L’auteur affirme: « C’est l’histoire de ma famille, mais ça pourrait être celle de milliers de familles: on met souvent en avant les immigrés qui sont en difficulté ou qui posent des problèmes, mais je ne crois pas que ce soit la majorité. Il y a deux mains en France, une main qui gifle, une main qui cajole. La main qui cajole est beaucoup plus présente. Mais pour apaiser un coup il faut cent caresses. Les coups marquent. Et oui, cette loi est un coup, moi je l’ai mal pris. »
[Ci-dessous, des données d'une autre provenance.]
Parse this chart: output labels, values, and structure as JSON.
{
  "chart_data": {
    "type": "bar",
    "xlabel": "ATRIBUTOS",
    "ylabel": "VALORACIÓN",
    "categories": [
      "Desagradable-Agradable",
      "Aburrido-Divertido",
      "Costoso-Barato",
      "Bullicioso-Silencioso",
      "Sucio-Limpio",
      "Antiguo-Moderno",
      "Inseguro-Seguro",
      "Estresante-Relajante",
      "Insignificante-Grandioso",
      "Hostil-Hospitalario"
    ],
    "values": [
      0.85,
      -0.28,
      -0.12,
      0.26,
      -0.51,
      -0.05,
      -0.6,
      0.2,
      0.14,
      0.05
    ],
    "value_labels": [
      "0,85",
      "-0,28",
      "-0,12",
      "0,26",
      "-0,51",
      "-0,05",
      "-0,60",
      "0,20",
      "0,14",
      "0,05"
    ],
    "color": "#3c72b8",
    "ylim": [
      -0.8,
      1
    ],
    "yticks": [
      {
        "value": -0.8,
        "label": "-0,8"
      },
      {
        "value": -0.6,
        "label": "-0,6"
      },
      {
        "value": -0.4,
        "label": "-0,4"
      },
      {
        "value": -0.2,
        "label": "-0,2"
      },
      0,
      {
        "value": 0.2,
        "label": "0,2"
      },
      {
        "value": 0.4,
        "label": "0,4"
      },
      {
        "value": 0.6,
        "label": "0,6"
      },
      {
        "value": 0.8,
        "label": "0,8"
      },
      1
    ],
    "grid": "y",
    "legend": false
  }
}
À travers cette démarche littéraire et singulière, Mahir souhaite transmettre un message fort : « Nous pouvons accueillir ces personnes en France : tous les gens de bon cœur se mettent au boulot, et nous allons montrer comment réussir une intégration. J’en suis la preuve. Et j’aimerais que ça ne soit plus une honte d’être d’origine immigrée. »

Mahir Guven espère stimuler « les Sages, nos députés qui ont eu un geste malheureux, nos sénateurs, les lecteurs et le grand public » à la réflexion, car « on est un pays de livres, et en lisant on connaît mieux les gens. » « Lire est un acte de méditation, lire permet de réfléchir, d’être touché », souligne celui qui a reçu les compliments et encouragements d’Annie Ernaux et Lidye Salvaire suite à la publication de « Rien de personnel ».

En tant qu’écrivain, il affirme que « l’art doit toujours titiller. La fonction d’un scientifique, c’est d’observer, d’analyser et de donner des conclusions. La fonction d’un politique, c’est d’observer, d’analyser et d’apporter des réponses. La fonction d’un écrivain, c’est d’observer, d’analyser et de poser des questions. »

Mahir Guven interpelle directement les membres du Conseil Constitutionnel : « Lisez ‘Rien de Personnel’, venez au Musée de l’immigration, car vous connaissez mal la vie des immigrés. Venez lire les conséquences que peut avoir une immigration réussie. »

L’installation « Il suffit de lire » est exposée au palais de la Porte Dorée – Musée de l’immigration jusqu’au dimanche 28 janvier.